Остались ли у нее какие-нибудь иллюзии? Это неправдоподобно, да, по мнению Зборовского, Сапега, несомненно, рассеял бы их. Она знала почерк своего мужа, а «Тушинский вор» и не пытался подделывать свой. А ведь опять-таки они переписывались еще до встречи. По совету царя, царица без колебаний отправилась на показное богомолье в православный Звенигородский монастырь. В своем дневнике Сапега косвенно изображает, что она была очень хорошо осведомлена, но как бы не вполне решилась. Послушать его, так даже был момент, когда дух ее возмутился; раз как-то она вдруг не захотела ехать в Тушино. Остаток ли стыда, или, может быть, инстинктивная осторожность еще смущали ее. Но отец старался преодолеть их. Дважды, 11-го и 15-го сентября, опережая дочь, воевода ездил в Тушино и там ни на что не жаловался. Он не мог забыть обещаний, вырванных у первого Дмитрия, и потому поглощен был одной заботой, как бы завести исподтишка переговоры со вторым, чтобы не утратить своих выгод от первой сделки, с потерею которых не мог помириться. Если дочь проявила колебания прежде, чем выступить участницей торга, то отец, наверное, воспользовался ими только для того, чтобы придать важности своему вмешательству и повысить требования. Мы знаем характер этого лица; кроме того достаточно убедительны сами красноречивые факты и один документ, с которым я сейчас познакомлю.
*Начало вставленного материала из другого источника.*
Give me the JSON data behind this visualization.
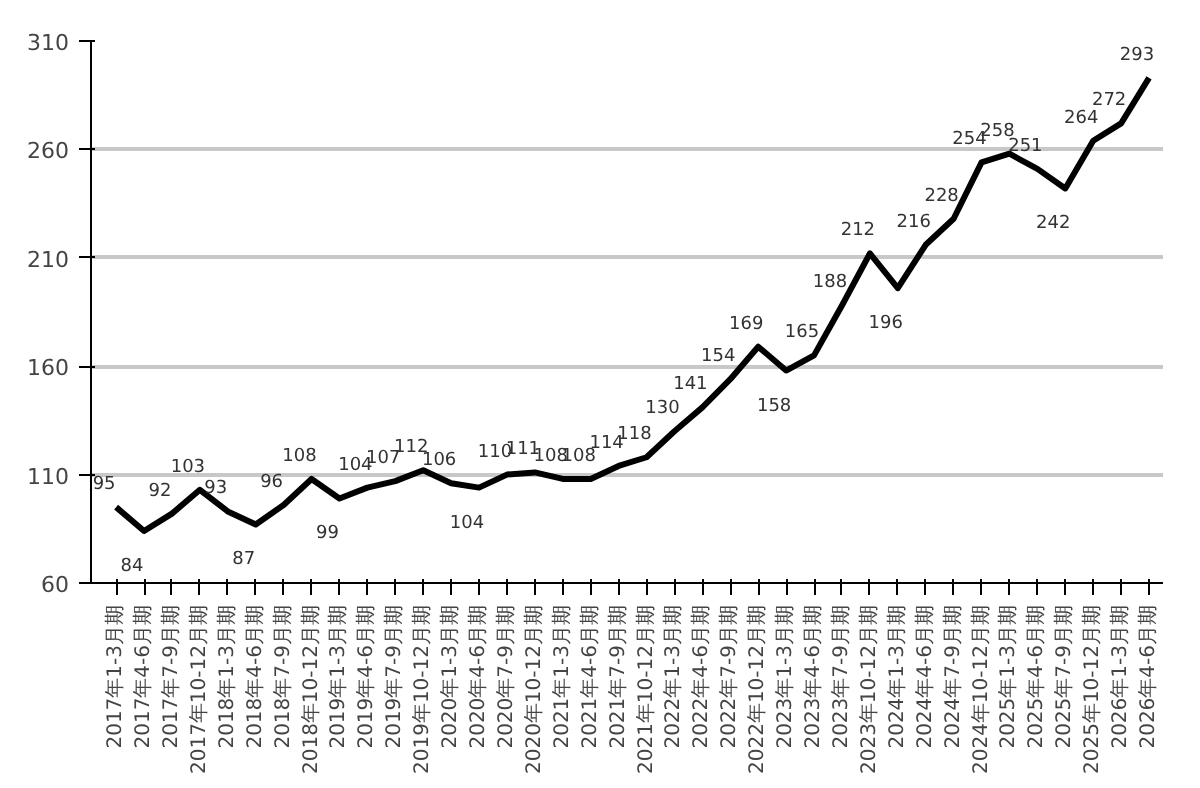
{
  "chart_data": {
    "type": "line",
    "categories": [
      "2017年1-3月期",
      "2017年4-6月期",
      "2017年7-9月期",
      "2017年10-12月期",
      "2018年1-3月期",
      "2018年4-6月期",
      "2018年7-9月期",
      "2018年10-12月期",
      "2019年1-3月期",
      "2019年4-6月期",
      "2019年7-9月期",
      "2019年10-12月期",
      "2020年1-3月期",
      "2020年4-6月期",
      "2020年7-9月期",
      "2020年10-12月期",
      "2021年1-3月期",
      "2021年4-6月期",
      "2021年7-9月期",
      "2021年10-12月期",
      "2022年1-3月期",
      "2022年4-6月期",
      "2022年7-9月期",
      "2022年10-12月期",
      "2023年1-3月期",
      "2023年4-6月期",
      "2023年7-9月期",
      "2023年10-12月期",
      "2024年1-3月期",
      "2024年4-6月期",
      "2024年7-9月期",
      "2024年10-12月期",
      "2025年1-3月期",
      "2025年4-6月期",
      "2025年7-9月期",
      "2025年10-12月期",
      "2026年1-3月期",
      "2026年4-6月期"
    ],
    "series": [
      {
        "color": "#000000",
        "values": [
          95,
          84,
          92,
          103,
          93,
          87,
          96,
          108,
          99,
          104,
          107,
          112,
          106,
          104,
          110,
          111,
          108,
          108,
          114,
          118,
          130,
          141,
          154,
          169,
          158,
          165,
          188,
          212,
          196,
          216,
          228,
          254,
          258,
          251,
          242,
          264,
          272,
          293
        ]
      }
    ],
    "ylim": [
      60,
      310
    ],
    "yticks": [
      60,
      110,
      160,
      210,
      260,
      310
    ],
    "grid": "y",
    "data_labels": true,
    "marker": "none",
    "line_style": "solid"
  }
}
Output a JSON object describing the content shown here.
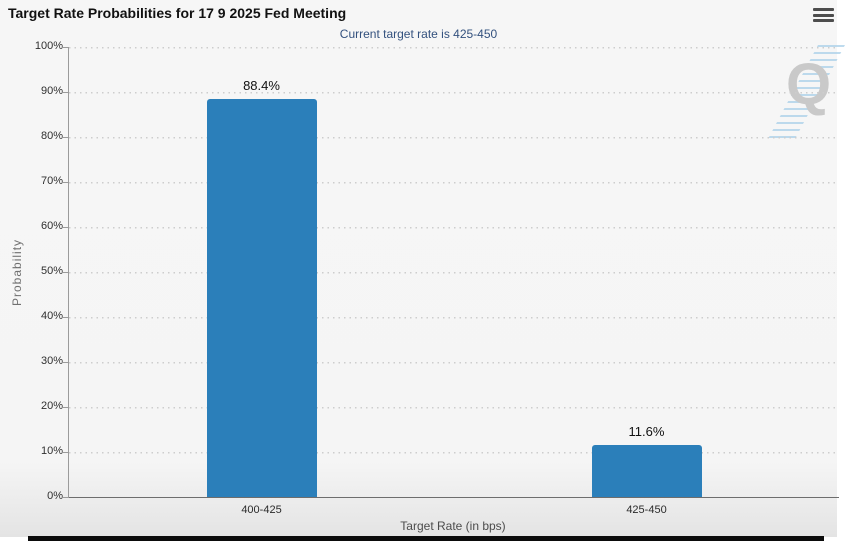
{
  "header": {
    "title": "Target Rate Probabilities for 17 9 2025 Fed Meeting",
    "menu_icon": "hamburger-icon"
  },
  "chart_data": {
    "type": "bar",
    "title": "Target Rate Probabilities for 17 9 2025 Fed Meeting",
    "subtitle": "Current target rate is 425-450",
    "categories": [
      "400-425",
      "425-450"
    ],
    "values": [
      88.4,
      11.6
    ],
    "value_labels": [
      "88.4%",
      "11.6%"
    ],
    "xlabel": "Target Rate (in bps)",
    "ylabel": "Probability",
    "ylim": [
      0,
      100
    ],
    "ytick_step": 10,
    "yticks": [
      "0%",
      "10%",
      "20%",
      "30%",
      "40%",
      "50%",
      "60%",
      "70%",
      "80%",
      "90%",
      "100%"
    ],
    "grid": "dotted-horizontal",
    "legend": "none",
    "bar_color": "#2b7fba",
    "subtitle_color": "#33517e",
    "watermark_letter": "Q"
  }
}
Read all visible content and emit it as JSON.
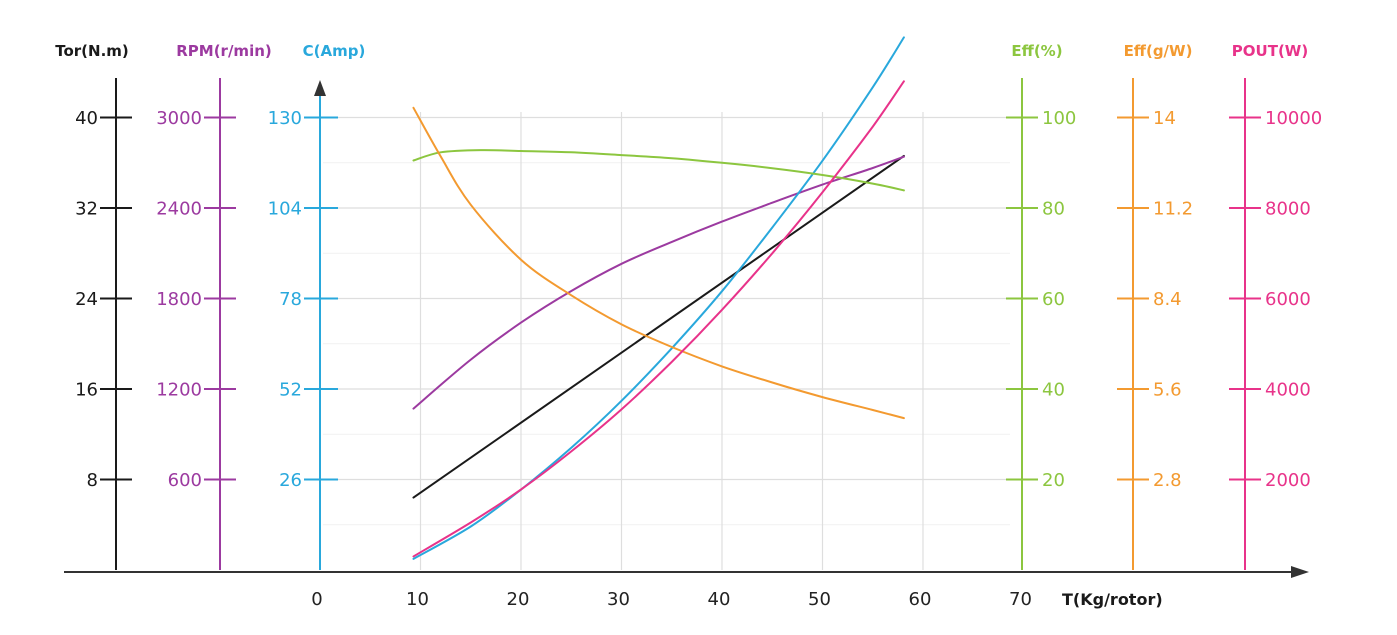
{
  "chart_data": {
    "type": "line",
    "xlabel": "T(Kg/rotor)",
    "x_ticks": [
      "0",
      "10",
      "20",
      "30",
      "40",
      "50",
      "60",
      "70"
    ],
    "xlim": [
      0,
      70
    ],
    "grid": true,
    "axes": [
      {
        "label": "Tor(N.m)",
        "side": "left",
        "color": "#1a1a1a",
        "ticks": [
          "8",
          "16",
          "24",
          "32",
          "40"
        ],
        "ylim": [
          0,
          48
        ]
      },
      {
        "label": "RPM(r/min)",
        "side": "left",
        "color": "#9c3aa0",
        "ticks": [
          "600",
          "1200",
          "1800",
          "2400",
          "3000"
        ],
        "ylim": [
          0,
          3600
        ]
      },
      {
        "label": "C(Amp)",
        "side": "left",
        "color": "#29a8dc",
        "ticks": [
          "26",
          "52",
          "78",
          "104",
          "130"
        ],
        "ylim": [
          0,
          156
        ]
      },
      {
        "label": "Eff(%)",
        "side": "right",
        "color": "#8cc63f",
        "ticks": [
          "20",
          "40",
          "60",
          "80",
          "100"
        ],
        "ylim": [
          0,
          120
        ]
      },
      {
        "label": "Eff(g/W)",
        "side": "right",
        "color": "#f39a30",
        "ticks": [
          "2.8",
          "5.6",
          "8.4",
          "11.2",
          "14"
        ],
        "ylim": [
          0,
          16.8
        ]
      },
      {
        "label": "POUT(W)",
        "side": "right",
        "color": "#e8338a",
        "ticks": [
          "2000",
          "4000",
          "6000",
          "8000",
          "10000"
        ],
        "ylim": [
          0,
          12000
        ]
      }
    ],
    "series": [
      {
        "axis": "Tor(N.m)",
        "color": "#1a1a1a",
        "x": [
          9.3,
          58.1
        ],
        "y": [
          6.4,
          36.6
        ]
      },
      {
        "axis": "RPM(r/min)",
        "color": "#9c3aa0",
        "x": [
          9.3,
          15,
          20,
          25,
          30,
          35,
          40,
          45,
          50,
          55,
          58.1
        ],
        "y": [
          1070,
          1395,
          1640,
          1850,
          2030,
          2175,
          2310,
          2435,
          2555,
          2665,
          2740
        ]
      },
      {
        "axis": "C(Amp)",
        "color": "#29a8dc",
        "x": [
          9.3,
          15,
          20,
          25,
          30,
          35,
          40,
          45,
          50,
          55,
          58.1
        ],
        "y": [
          3.2,
          12.5,
          23.1,
          35.1,
          48.6,
          63.7,
          80.1,
          98.4,
          117.6,
          138.7,
          153.0
        ]
      },
      {
        "axis": "Eff(%)",
        "color": "#8cc63f",
        "x": [
          9.3,
          12,
          16,
          20,
          25,
          30,
          35,
          40,
          45,
          50,
          55,
          58.1
        ],
        "y": [
          90.5,
          92.3,
          92.8,
          92.6,
          92.3,
          91.7,
          91.0,
          90.0,
          88.8,
          87.3,
          85.4,
          83.9
        ]
      },
      {
        "axis": "Eff(g/W)",
        "color": "#f39a30",
        "x": [
          9.3,
          12,
          15,
          20,
          25,
          30,
          35,
          40,
          45,
          50,
          55,
          58.1
        ],
        "y": [
          14.3,
          12.8,
          11.3,
          9.6,
          8.5,
          7.6,
          6.9,
          6.3,
          5.8,
          5.35,
          4.95,
          4.7
        ]
      },
      {
        "axis": "POUT(W)",
        "color": "#e8338a",
        "x": [
          9.3,
          15,
          20,
          25,
          30,
          35,
          40,
          45,
          50,
          55,
          58.1
        ],
        "y": [
          300,
          1050,
          1780,
          2620,
          3550,
          4600,
          5750,
          7000,
          8350,
          9800,
          10800
        ]
      }
    ]
  }
}
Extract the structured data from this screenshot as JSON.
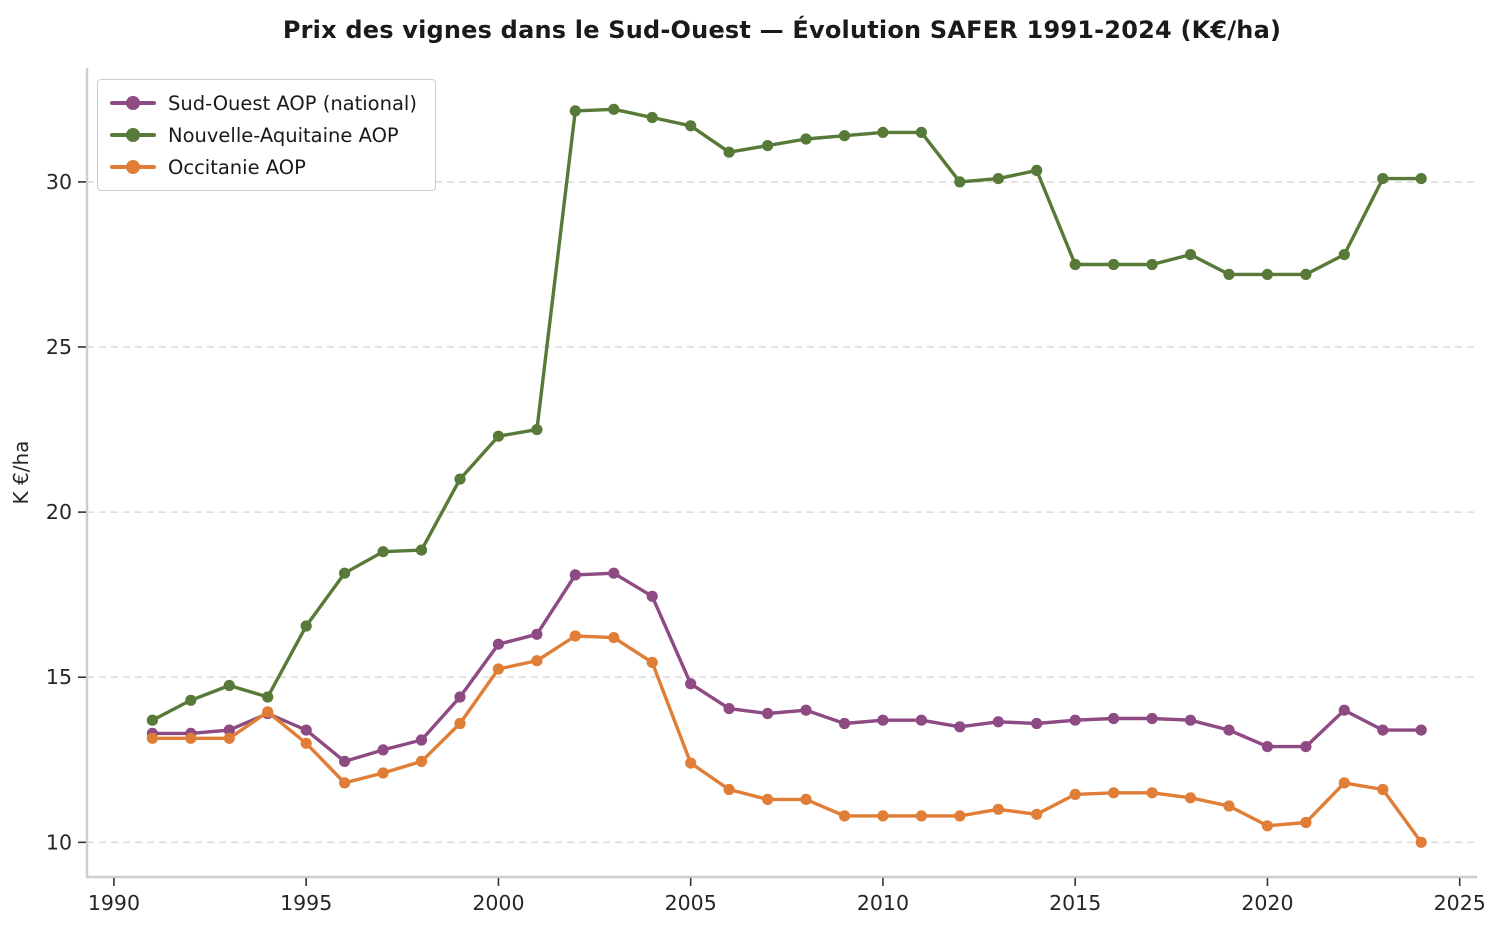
{
  "title": "Prix des vignes dans le Sud-Ouest — Évolution SAFER 1991-2024 (K€/ha)",
  "chart_data": {
    "type": "line",
    "title": "Prix des vignes dans le Sud-Ouest — Évolution SAFER 1991-2024 (K€/ha)",
    "xlabel": "",
    "ylabel": "K €/ha",
    "x": [
      1991,
      1992,
      1993,
      1994,
      1995,
      1996,
      1997,
      1998,
      1999,
      2000,
      2001,
      2002,
      2003,
      2004,
      2005,
      2006,
      2007,
      2008,
      2009,
      2010,
      2011,
      2012,
      2013,
      2014,
      2015,
      2016,
      2017,
      2018,
      2019,
      2020,
      2021,
      2022,
      2023,
      2024
    ],
    "series": [
      {
        "name": "Sud-Ouest AOP (national)",
        "color": "#8e4a82",
        "marker": "circle",
        "values": [
          13.3,
          13.3,
          13.4,
          13.9,
          13.4,
          12.45,
          12.8,
          13.1,
          14.4,
          16.0,
          16.3,
          18.1,
          18.15,
          17.45,
          14.8,
          14.05,
          13.9,
          14.0,
          13.6,
          13.7,
          13.7,
          13.5,
          13.65,
          13.6,
          13.7,
          13.75,
          13.75,
          13.7,
          13.4,
          12.9,
          12.9,
          14.0,
          13.4,
          13.4
        ]
      },
      {
        "name": "Nouvelle-Aquitaine AOP",
        "color": "#587a38",
        "marker": "circle",
        "values": [
          13.7,
          14.3,
          14.75,
          14.4,
          16.55,
          18.15,
          18.8,
          18.85,
          21.0,
          22.3,
          22.5,
          32.15,
          32.2,
          31.95,
          31.7,
          30.9,
          31.1,
          31.3,
          31.4,
          31.5,
          31.5,
          30.0,
          30.1,
          30.35,
          27.5,
          27.5,
          27.5,
          27.8,
          27.2,
          27.2,
          27.2,
          27.8,
          30.1,
          30.1
        ]
      },
      {
        "name": "Occitanie AOP",
        "color": "#e07d36",
        "marker": "circle",
        "values": [
          13.15,
          13.15,
          13.15,
          13.95,
          13.0,
          11.8,
          12.1,
          12.45,
          13.6,
          15.25,
          15.5,
          16.25,
          16.2,
          15.45,
          12.4,
          11.6,
          11.3,
          11.3,
          10.8,
          10.8,
          10.8,
          10.8,
          11.0,
          10.85,
          11.45,
          11.5,
          11.5,
          11.35,
          11.1,
          10.5,
          10.6,
          11.8,
          11.6,
          10.0
        ]
      }
    ],
    "xticks": [
      1990,
      1995,
      2000,
      2005,
      2010,
      2015,
      2020,
      2025
    ],
    "yticks": [
      10,
      15,
      20,
      25,
      30
    ],
    "xlim": [
      1989.3,
      2025.45
    ],
    "ylim": [
      8.95,
      33.45
    ],
    "grid": "horizontal-dashed",
    "legend_position": "upper-left",
    "colors": {
      "grid": "#dddddd",
      "spine": "#cdcdcd",
      "tick": "#333333",
      "tick_label": "#262626",
      "title": "#1a1a1a",
      "background": "#ffffff"
    }
  }
}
На другой день после вторичной поездки воеводы устроилась встреча супругов. Сапега опять-таки уверяет, что Марине немалых сил стоило согласиться на нее; а другой очевидец, слуга Олесницкого, в подробном описании свидания идет дальше: при виде вора несчастная женщина отвернулась с брезгливостью и ужасом, воскликнув: «Лучше смерть!»[300] Несмотря на это, через четыре дня она была водворена в Тушине; там иезуит или бернардинец тайно обвенчал ее с вором; так свидетельствуют Мнишек и анонимный дневник польской нунциатуры;[301] но эта подробность еще находится под сомнением.

На сейме 1611 г. сандомирский воевода опять уверял, что подвергся вместе с дочерью отвратительному насилию, и в то время даже открыто заявлял о самозванстве претендента; но в это же время он умалчивал о пергаменте, подписанном самозванцем 14 октября 1608 г., который обеспечивал отцу Марины получение 300 тысяч рублей, как только новый Дмитрий вступит в обладание своей столицей. Тогда документ был тщательно спрятан, но впоследствии он появился на свет Божий и в 1736 г. зарегистрирован в Варшавском архиве. Его владельцы, отдаленные наследники воеводы 1608 г., но все еще столь же корыстные, настойчиво требовали погашения долга; желая сохранить добрые отношения с Польшей, Петр Великий признал документ, но предложил получить по нему всего шесть тысяч дукатов; они их приняли, оставив за собой право на получение полной суммы долга.[302] В 1608 г., впрочем, не один сандомирский воевода получил вознаграждение за гнусный договор, которым он привязывал дочь к ложу простолюдина и делал ее сообщницей негодяя. Павел Тарло взял обязательство в 20 тысяч злотых, а бывший посол, высокородный, прегордый и пребогатый Олесницкий не пренебрег обещанием обширных земель на польской границе![303] И тот и другой, должно быть, принимали участие в переговорах и помогли заключение сделки.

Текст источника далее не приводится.